Andrade CF, Santo PRQE, Pantaroto M, Spadella CT. Cistoadenoma mucinoso do apêndice: relato de caso. Acta Cir Bras [serial online] 2001 Out-Dez;16(4). Disponível em: URL: http://www.scielo.br/acb.
RESUMO: O cistoadenoma mucinoso do apêndice ceca l, um tipo de mucocele do apêndice, é uma neoplasia benigna caracterizada pela metaplasia focal ou difusa do epitélio superficial da mucosa, associada à dilatação do apêndice e produção de muco para a luz apendicular. No presente estudo os autores relatam um caso de cistoadenoma mucinoso do apêndice observado em uma mulher de 65 anos de idade, com dor e massa palpável no quadrante inferior direito do abdome, cujo quadro teve início há 1 ano. O diagnóstico de cistoadenoma do apêndice foi suspeitado através da ultrassonografia e tomografia computadorizada do abdome, e confirmado pelo exame histopatológico. A paciente também apresentava cálculos na vesícula biliar e um cisto renal à direita. A laparotomia foi indicada sendo realizada a apendicectomia, a colecistectomia e a exérese do cisto renal. Na presente discussão esperamos contribuir para o diagnóstico precoce dessa doença e a melhor compreensão de sua classificação e patogenia.
DESCRITORES: Apêndice. Mucocele. Adenoma.
INTRODUÇÃO
O cistoadenoma mucinoso do apêndice cecal é um tipo de "mucocele" do apêndice, considerada uma entidade clínica rara observada em 0,07 a 0,3% das apendicectomias realizadas(1,2).
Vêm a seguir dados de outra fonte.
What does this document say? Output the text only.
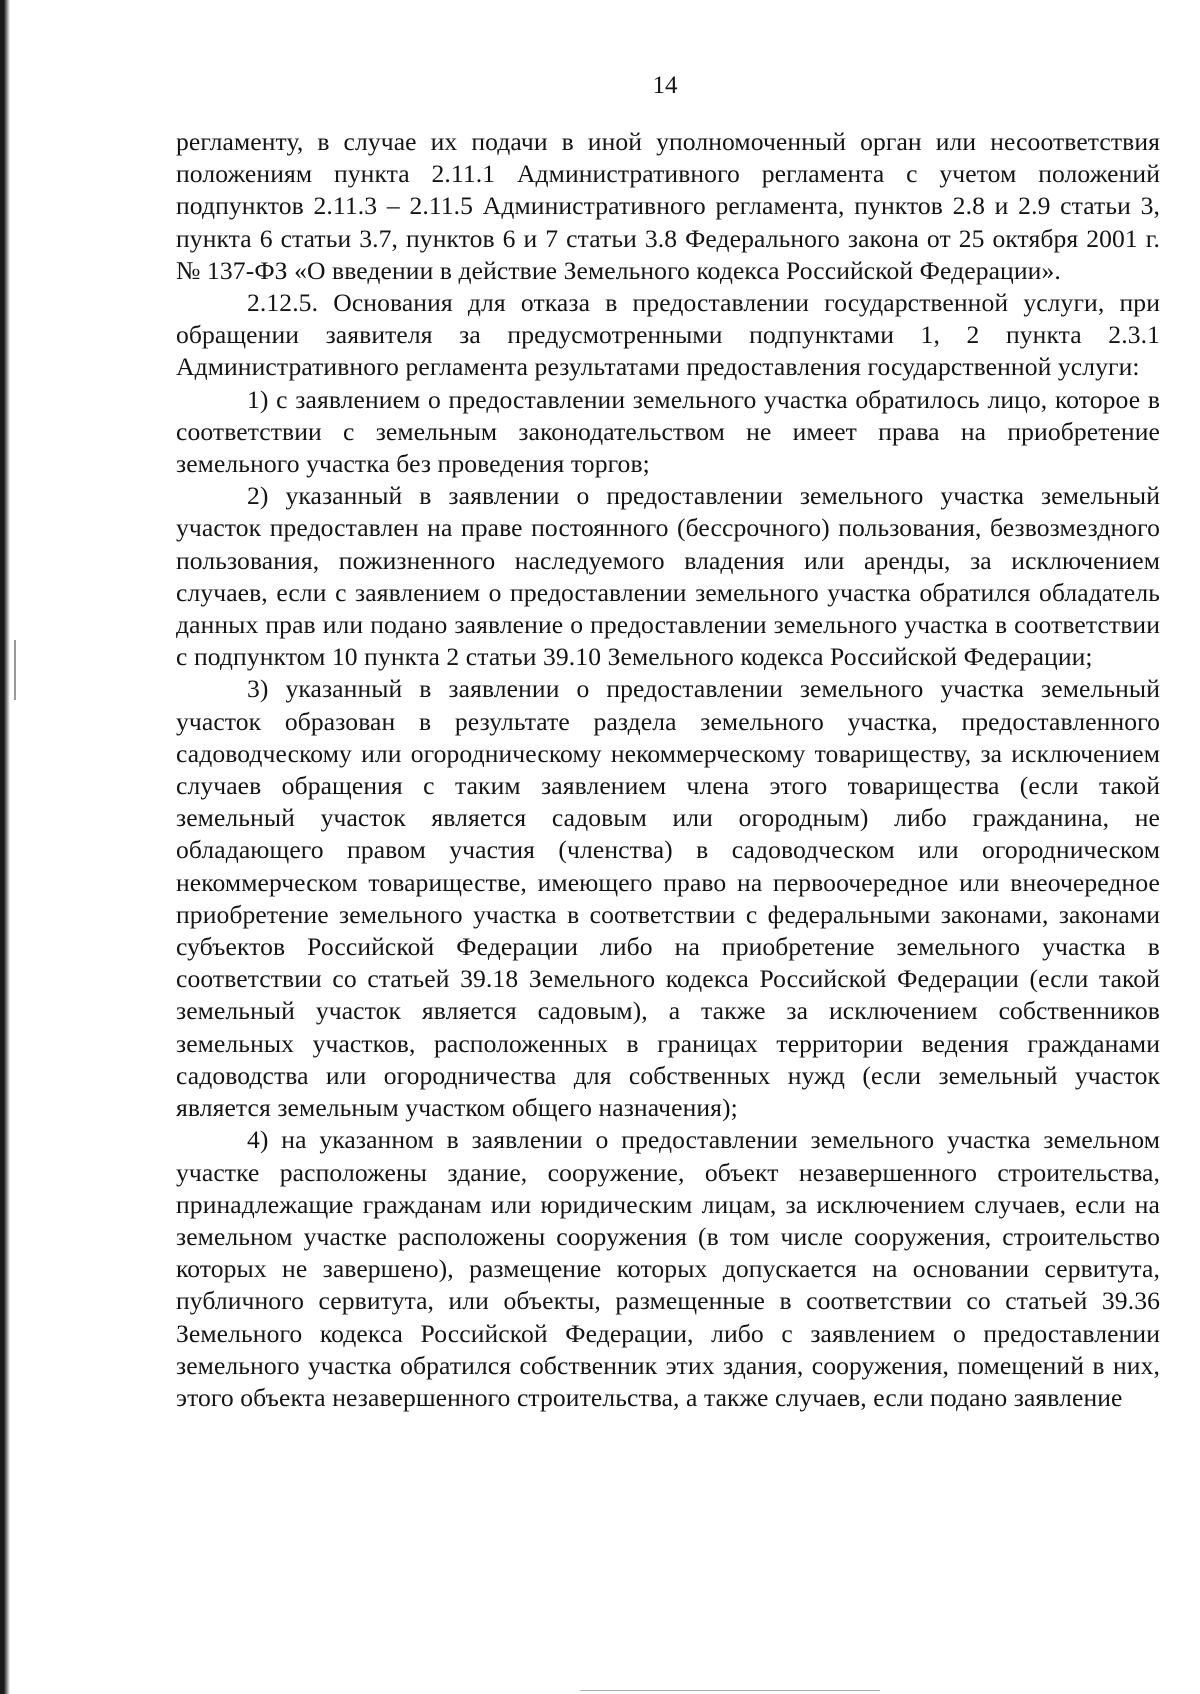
14

регламенту, в случае их подачи в иной уполномоченный орган или несоответствия положениям пункта 2.11.1 Административного регламента с учетом положений подпунктов 2.11.3 – 2.11.5 Административного регламента, пунктов 2.8 и 2.9 статьи 3, пункта 6 статьи 3.7, пунктов 6 и 7 статьи 3.8 Федерального закона от 25 октября 2001 г. № 137-ФЗ «О введении в действие Земельного кодекса Российской Федерации».

2.12.5. Основания для отказа в предоставлении государственной услуги, при обращении заявителя за предусмотренными подпунктами 1, 2 пункта 2.3.1 Административного регламента результатами предоставления государственной услуги:

1) с заявлением о предоставлении земельного участка обратилось лицо, которое в соответствии с земельным законодательством не имеет права на приобретение земельного участка без проведения торгов;

2) указанный в заявлении о предоставлении земельного участка земельный участок предоставлен на праве постоянного (бессрочного) пользования, безвозмездного пользования, пожизненного наследуемого владения или аренды, за исключением случаев, если с заявлением о предоставлении земельного участка обратился обладатель данных прав или подано заявление о предоставлении земельного участка в соответствии с подпунктом 10 пункта 2 статьи 39.10 Земельного кодекса Российской Федерации;

3) указанный в заявлении о предоставлении земельного участка земельный участок образован в результате раздела земельного участка, предоставленного садоводческому или огородническому некоммерческому товариществу, за исключением случаев обращения с таким заявлением члена этого товарищества (если такой земельный участок является садовым или огородным) либо гражданина, не обладающего правом участия (членства) в садоводческом или огородническом некоммерческом товариществе, имеющего право на первоочередное или внеочередное приобретение земельного участка в соответствии с федеральными законами, законами субъектов Российской Федерации либо на приобретение земельного участка в соответствии со статьей 39.18 Земельного кодекса Российской Федерации (если такой земельный участок является садовым), а также за исключением собственников земельных участков, расположенных в границах территории ведения гражданами садоводства или огородничества для собственных нужд (если земельный участок является земельным участком общего назначения);

4) на указанном в заявлении о предоставлении земельного участка земельном участке расположены здание, сооружение, объект незавершенного строительства, принадлежащие гражданам или юридическим лицам, за исключением случаев, если на земельном участке расположены сооружения (в том числе сооружения, строительство которых не завершено), размещение которых допускается на основании сервитута, публичного сервитута, или объекты, размещенные в соответствии со статьей 39.36 Земельного кодекса Российской Федерации, либо с заявлением о предоставлении земельного участка обратился собственник этих здания, сооружения, помещений в них, этого объекта незавершенного строительства, а также случаев, если подано заявление
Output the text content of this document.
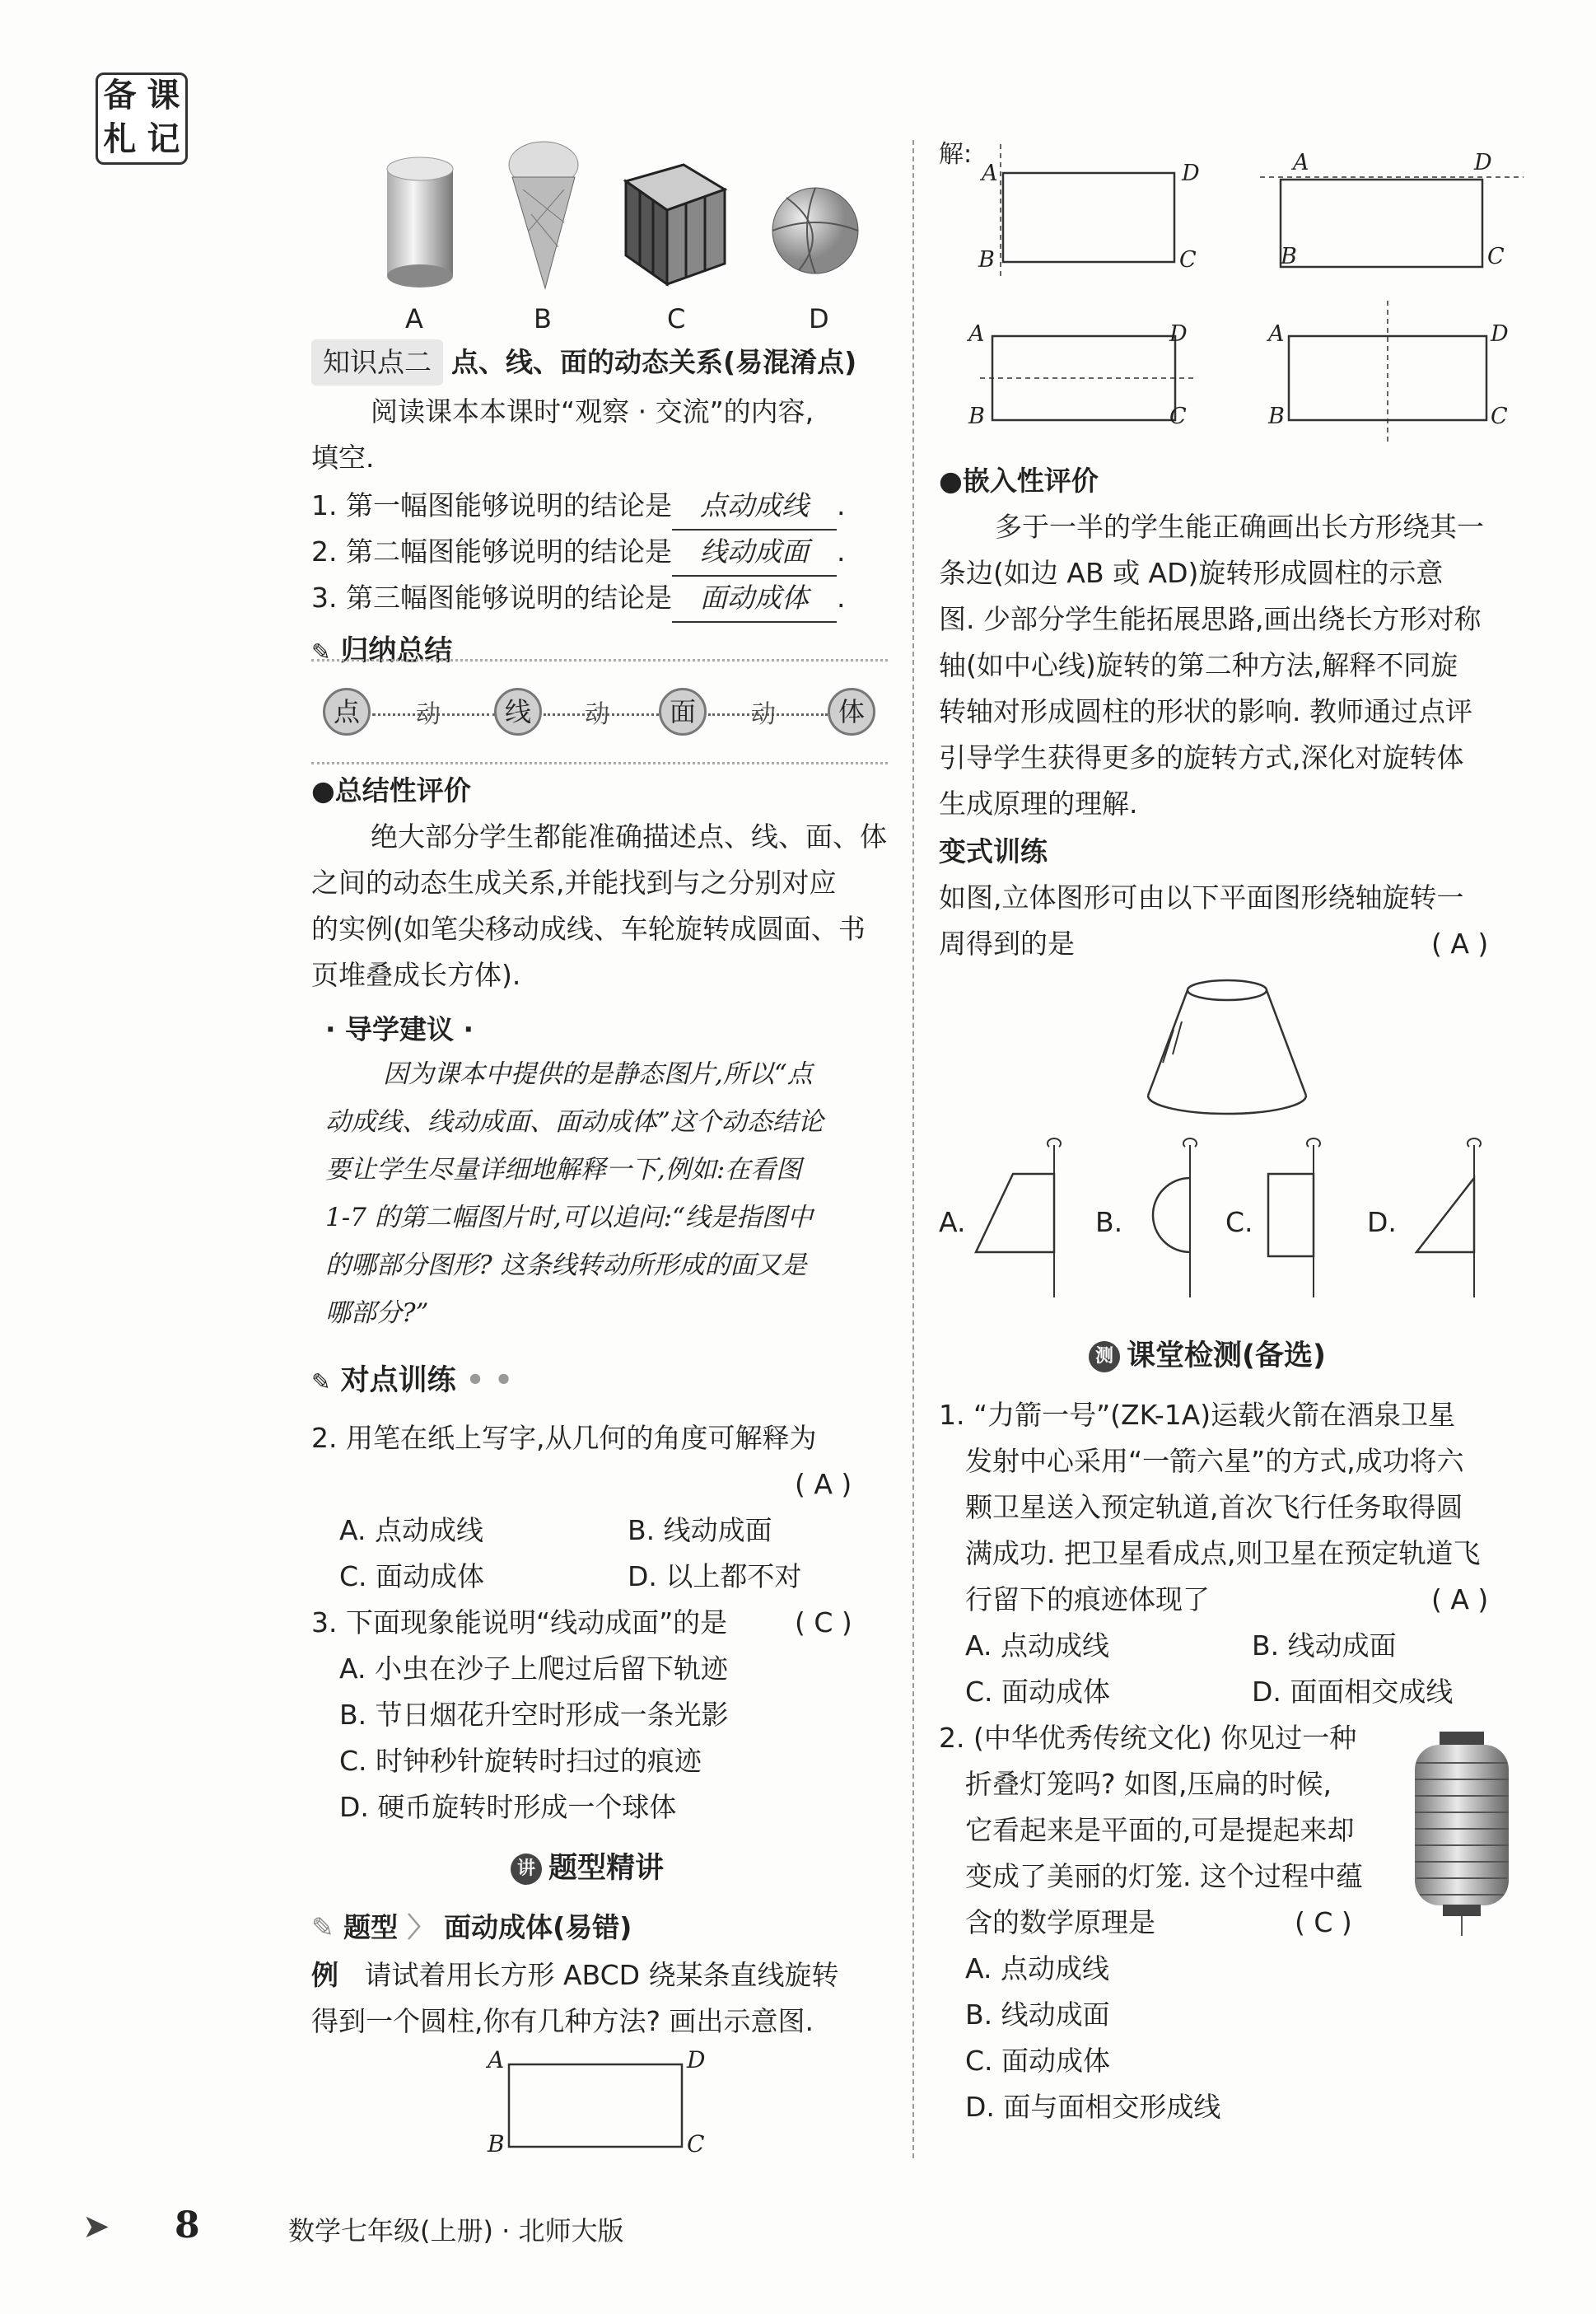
备 课
札 记
A	B	C	D
知识点二 点、线、面的动态关系(易混淆点)
阅读课本本课时“观察 · 交流”的内容,
填空.
1. 第一幅图能够说明的结论是 点动成线 .
2. 第二幅图能够说明的结论是 线动成面 .
3. 第三幅图能够说明的结论是 面动成体 .
✎ 归纳总结
点	动	线	动	面	动	体
●总结性评价
绝大部分学生都能准确描述点、线、面、体
之间的动态生成关系,并能找到与之分别对应
的实例(如笔尖移动成线、车轮旋转成圆面、书
页堆叠成长方体).
· 导学建议 ·
因为课本中提供的是静态图片,所以“点
动成线、线动成面、面动成体”这个动态结论
要让学生尽量详细地解释一下,例如:在看图
1-7 的第二幅图片时,可以追问:“线是指图中
的哪部分图形? 这条线转动所形成的面又是
哪部分?”
✎ 对点训练 • •
2. 用笔在纸上写字,从几何的角度可解释为
( A )
A. 点动成线	B. 线动成面
C. 面动成体	D. 以上都不对
3. 下面现象能说明“线动成面”的是 ( C )
A. 小虫在沙子上爬过后留下轨迹
B. 节日烟花升空时形成一条光影
C. 时钟秒针旋转时扫过的痕迹
D. 硬币旋转时形成一个球体
讲 题型精讲
✎ 题型 〉 面动成体(易错)
例 请试着用长方形 ABCD 绕某条直线旋转
得到一个圆柱,你有几种方法? 画出示意图.
A	D
B	C
解:
A	D
B	C
A	D
B	C
A	D
B	C
A	D
B	C
●嵌入性评价
多于一半的学生能正确画出长方形绕其一
条边(如边 AB 或 AD)旋转形成圆柱的示意
图. 少部分学生能拓展思路,画出绕长方形对称
轴(如中心线)旋转的第二种方法,解释不同旋
转轴对形成圆柱的形状的影响. 教师通过点评
引导学生获得更多的旋转方式,深化对旋转体
生成原理的理解.
变式训练
如图,立体图形可由以下平面图形绕轴旋转一
周得到的是	( A )
A.	B.	C.	D.
测 课堂检测(备选)
1. “力箭一号”(ZK-1A)运载火箭在酒泉卫星
发射中心采用“一箭六星”的方式,成功将六
颗卫星送入预定轨道,首次飞行任务取得圆
满成功. 把卫星看成点,则卫星在预定轨道飞
行留下的痕迹体现了	( A )
A. 点动成线	B. 线动成面
C. 面动成体	D. 面面相交成线
2. (中华优秀传统文化) 你见过一种
折叠灯笼吗? 如图,压扁的时候,
它看起来是平面的,可是提起来却
变成了美丽的灯笼. 这个过程中蕴
含的数学原理是	( C )
A. 点动成线
B. 线动成面
C. 面动成体
D. 面与面相交形成线
➤ 8	数学七年级(上册) · 北师大版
Caracteriza-se pela dilatação da luz apendicular, acompanhada do acúmulo de material mucoso no seu interior (2,3).
Embora o termo "mucocele" seja bastante difundido, a designação não abrange as diferentes alterações histológicas que ocorrem no apêndice acometido por essa patologia, que vão desde uma mucosa normal, regenerativa ou hiperplásica, até a transformação focal ou difusa das camadas superficiais da mucosa, assumindo caráter neoplásico benigno, como no cistoadenoma mucinoso, ou por vezes, invadindo as camadas mais profundas da mucosa, originando os cistoadenocarcinomas mucinosos do apêndice (3,4).
Por essas razões, o termo "mucocele" deve ser atribuído, apenas, ao achado macroscópico de um apêndice ectásico e, jamais utilizado para designar um diagnóstico anatomopatológico, necessariamente obtido pelo estudo histopatológico da peça cirúrgica(2,3).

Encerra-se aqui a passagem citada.